Furthermore, the displacement detection devices attached in each axial direction are not necessarily limited to being the same.

[Effects of the Invention] As described above, according to the present invention, it is possible to provide a three-dimensional measuring machine that has excellent measurement accuracy, and particularly has excellent measurement accuracy even when the entire device is enlarged.

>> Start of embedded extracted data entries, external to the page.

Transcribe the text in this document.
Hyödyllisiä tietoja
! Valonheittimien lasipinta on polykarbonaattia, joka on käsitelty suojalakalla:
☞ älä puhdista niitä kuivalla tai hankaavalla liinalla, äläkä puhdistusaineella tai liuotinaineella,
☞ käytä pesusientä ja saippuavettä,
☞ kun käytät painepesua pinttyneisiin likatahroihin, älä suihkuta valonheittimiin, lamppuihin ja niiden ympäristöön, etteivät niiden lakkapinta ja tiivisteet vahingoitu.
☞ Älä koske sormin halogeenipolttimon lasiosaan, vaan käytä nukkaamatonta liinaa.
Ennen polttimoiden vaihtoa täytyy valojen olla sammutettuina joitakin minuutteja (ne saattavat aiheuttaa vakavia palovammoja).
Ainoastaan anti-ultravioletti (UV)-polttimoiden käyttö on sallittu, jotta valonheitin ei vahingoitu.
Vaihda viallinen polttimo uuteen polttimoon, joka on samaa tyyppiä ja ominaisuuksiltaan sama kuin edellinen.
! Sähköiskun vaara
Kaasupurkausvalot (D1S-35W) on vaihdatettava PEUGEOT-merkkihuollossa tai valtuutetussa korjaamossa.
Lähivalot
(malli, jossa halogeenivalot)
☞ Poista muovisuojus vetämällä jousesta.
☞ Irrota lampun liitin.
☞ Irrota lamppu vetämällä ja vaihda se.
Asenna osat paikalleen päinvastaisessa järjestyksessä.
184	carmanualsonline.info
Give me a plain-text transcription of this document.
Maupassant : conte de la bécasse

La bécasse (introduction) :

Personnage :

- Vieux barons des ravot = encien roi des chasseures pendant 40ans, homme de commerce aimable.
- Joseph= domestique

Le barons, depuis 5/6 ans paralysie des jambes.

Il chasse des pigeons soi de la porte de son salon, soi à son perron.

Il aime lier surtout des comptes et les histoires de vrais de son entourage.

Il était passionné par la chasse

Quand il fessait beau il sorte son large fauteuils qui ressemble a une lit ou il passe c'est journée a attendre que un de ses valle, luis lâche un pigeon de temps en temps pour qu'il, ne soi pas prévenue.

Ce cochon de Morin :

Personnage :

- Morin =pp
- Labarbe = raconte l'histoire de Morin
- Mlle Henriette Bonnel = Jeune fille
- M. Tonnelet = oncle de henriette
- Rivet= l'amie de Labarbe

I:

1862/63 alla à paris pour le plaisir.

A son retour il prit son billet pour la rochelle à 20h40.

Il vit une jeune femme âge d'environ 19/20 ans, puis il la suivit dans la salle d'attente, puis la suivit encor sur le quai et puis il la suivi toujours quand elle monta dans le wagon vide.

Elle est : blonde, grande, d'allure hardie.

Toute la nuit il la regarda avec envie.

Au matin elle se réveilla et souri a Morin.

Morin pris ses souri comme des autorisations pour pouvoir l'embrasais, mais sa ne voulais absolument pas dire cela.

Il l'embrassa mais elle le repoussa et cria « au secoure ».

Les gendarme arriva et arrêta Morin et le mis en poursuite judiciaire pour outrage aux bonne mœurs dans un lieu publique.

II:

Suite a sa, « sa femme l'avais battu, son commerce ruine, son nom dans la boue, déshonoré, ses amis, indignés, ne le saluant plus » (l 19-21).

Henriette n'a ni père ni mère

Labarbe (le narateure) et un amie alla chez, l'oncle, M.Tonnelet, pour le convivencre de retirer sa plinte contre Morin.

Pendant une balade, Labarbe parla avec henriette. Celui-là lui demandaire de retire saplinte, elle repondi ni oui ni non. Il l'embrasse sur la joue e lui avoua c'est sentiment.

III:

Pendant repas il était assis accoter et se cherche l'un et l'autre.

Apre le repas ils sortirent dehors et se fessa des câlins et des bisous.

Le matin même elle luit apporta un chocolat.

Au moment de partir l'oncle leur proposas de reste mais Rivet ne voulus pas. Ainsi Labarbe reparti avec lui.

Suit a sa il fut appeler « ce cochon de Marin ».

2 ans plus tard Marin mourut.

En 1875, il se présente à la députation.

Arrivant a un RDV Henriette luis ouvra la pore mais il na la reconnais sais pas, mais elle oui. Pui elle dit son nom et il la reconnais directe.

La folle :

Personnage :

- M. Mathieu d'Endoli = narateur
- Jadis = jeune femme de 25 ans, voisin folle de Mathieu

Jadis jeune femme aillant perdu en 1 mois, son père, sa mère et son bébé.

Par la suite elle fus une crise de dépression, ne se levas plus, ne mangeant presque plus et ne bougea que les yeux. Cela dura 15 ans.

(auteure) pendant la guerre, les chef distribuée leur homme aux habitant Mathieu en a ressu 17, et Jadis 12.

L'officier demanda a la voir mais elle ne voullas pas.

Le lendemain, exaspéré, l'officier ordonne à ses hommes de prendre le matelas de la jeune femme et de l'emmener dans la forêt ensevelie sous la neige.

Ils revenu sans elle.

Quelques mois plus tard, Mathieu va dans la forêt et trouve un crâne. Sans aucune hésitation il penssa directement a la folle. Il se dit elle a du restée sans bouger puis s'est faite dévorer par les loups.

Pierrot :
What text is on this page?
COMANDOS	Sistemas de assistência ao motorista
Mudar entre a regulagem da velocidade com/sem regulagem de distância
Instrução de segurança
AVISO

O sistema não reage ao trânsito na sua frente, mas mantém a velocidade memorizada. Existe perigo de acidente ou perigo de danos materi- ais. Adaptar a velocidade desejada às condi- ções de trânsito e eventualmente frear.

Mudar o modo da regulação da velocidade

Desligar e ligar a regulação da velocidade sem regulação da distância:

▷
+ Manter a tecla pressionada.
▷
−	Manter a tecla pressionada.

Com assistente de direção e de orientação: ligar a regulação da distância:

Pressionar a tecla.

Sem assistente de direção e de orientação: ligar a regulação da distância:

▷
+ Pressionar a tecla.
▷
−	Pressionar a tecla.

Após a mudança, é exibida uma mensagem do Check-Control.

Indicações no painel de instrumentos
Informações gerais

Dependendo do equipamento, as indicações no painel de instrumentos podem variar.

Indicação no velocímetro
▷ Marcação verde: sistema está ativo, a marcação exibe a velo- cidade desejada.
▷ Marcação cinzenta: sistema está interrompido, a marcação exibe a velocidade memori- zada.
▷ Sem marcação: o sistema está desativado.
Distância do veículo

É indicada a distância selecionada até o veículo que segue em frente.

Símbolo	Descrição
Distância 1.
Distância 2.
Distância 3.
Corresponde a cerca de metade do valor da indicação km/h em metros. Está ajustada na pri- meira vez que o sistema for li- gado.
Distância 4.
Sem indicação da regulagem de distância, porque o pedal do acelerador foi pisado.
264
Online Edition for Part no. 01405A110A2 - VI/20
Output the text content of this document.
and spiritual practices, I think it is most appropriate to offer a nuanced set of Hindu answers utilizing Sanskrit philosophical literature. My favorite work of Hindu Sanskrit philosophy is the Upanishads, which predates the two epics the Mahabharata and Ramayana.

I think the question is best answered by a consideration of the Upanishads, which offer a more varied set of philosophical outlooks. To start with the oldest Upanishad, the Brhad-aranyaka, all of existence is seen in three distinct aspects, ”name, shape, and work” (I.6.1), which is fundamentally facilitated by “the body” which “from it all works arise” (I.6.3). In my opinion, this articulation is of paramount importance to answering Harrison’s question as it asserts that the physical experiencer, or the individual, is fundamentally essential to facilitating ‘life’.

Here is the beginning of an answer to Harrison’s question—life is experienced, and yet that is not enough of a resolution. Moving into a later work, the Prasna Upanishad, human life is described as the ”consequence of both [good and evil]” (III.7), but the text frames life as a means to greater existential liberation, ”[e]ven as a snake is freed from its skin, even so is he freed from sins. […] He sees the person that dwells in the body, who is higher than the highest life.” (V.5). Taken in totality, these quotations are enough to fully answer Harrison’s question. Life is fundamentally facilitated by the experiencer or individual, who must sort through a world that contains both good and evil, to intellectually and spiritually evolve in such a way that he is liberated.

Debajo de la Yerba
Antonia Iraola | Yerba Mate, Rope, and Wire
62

[Brief explanation of the drawing]

FIG. 1 is a perspective view showing the overall configuration of an embodiment of the coordinate measuring machine according to the present invention, FIG. 2 is an enlarged perspective view showing the internal structure of the optical displacement measuring device in the embodiment, and FIG. FIGS. 4 to 6 are cross-sectional views showing the main scale and index scale of the optical displacement detection device, and FIGS. 4 to 6 are cross-sectional views showing the main scale and index scale in other embodiments different from each other. A... Stationary body, B... Moving body, l... Surface plate, 2.
...gate frame, 3...horizontal beam, 4...slider, 5...measuring head, 6...probe axis, 10...
・Optical displacement detection device, 11...Main scale, 1
2... Index scale, 15.16... Plaid stripes, 15A... Reflective part, 15B... Non-reflective part, 16
A... Transparent part, 16B... Non-transparent part, 17... Light emitting element, 18... Light receiving element, 19... Signal processing device, 20... Display device, 21... Glass plate, 22...
- Disturbance prevention layer. Agent Patent attorney Minoru Kinoshita (and 1 other person) Figure 3 Figure 4 Figure 5 Figure 6

Claims (1)

[Scope of Claims] (1) A main scale having lattice stripes in which reflective parts and non-reflecting parts are arranged alternately, and an index having lattice stripes in which transparent parts and non-transparent parts are arranged in alternating order. The scale and the scale are arranged so as to be movable relative to each other, and a light emitting element and a light receiving element are arranged on the index scale side, and the light emitted from the light emitting element passes through the index scale, is reflected by the main scale, and returns to the index scale. Light is transmitted through the scale and received by the light receiving element, and the measuring head is movable in three mutually orthogonal axes directions by an optical displacement detection device that detects the amount of relative movement of both scales based on the amount of displacement of this light. In a three-dimensional measuring machine that measures the dimensions, shape, etc. of a measuring point by detecting the amount of displacement in each of three axial directions of a measuring point when brought into contact with a measuring point, the main scale is made of glass, and A three-dimensional measuring machine characterized by being equipped with a disturbance prevention layer that absorbs light transmitted through the non-reflective portion and does not reflect it toward the index scale side, or changes it into a constant reflected light and reflects it toward the index scale side. (2. A three-dimensional measuring machine according to claim 1, characterized in that the disturbance prevention layers of the displacement detection devices in the three axial directions are formed from the same material. (3) Patent A three-dimensional measuring machine according to claim 1 or 2, wherein the disturbance prevention layer is formed from a thin film of a light-absorbing material. (4) Claim 1 Alternatively, the three-dimensional measuring machine according to item 2, wherein the disturbance prevention layer is formed from a thin film of a light-reflecting material.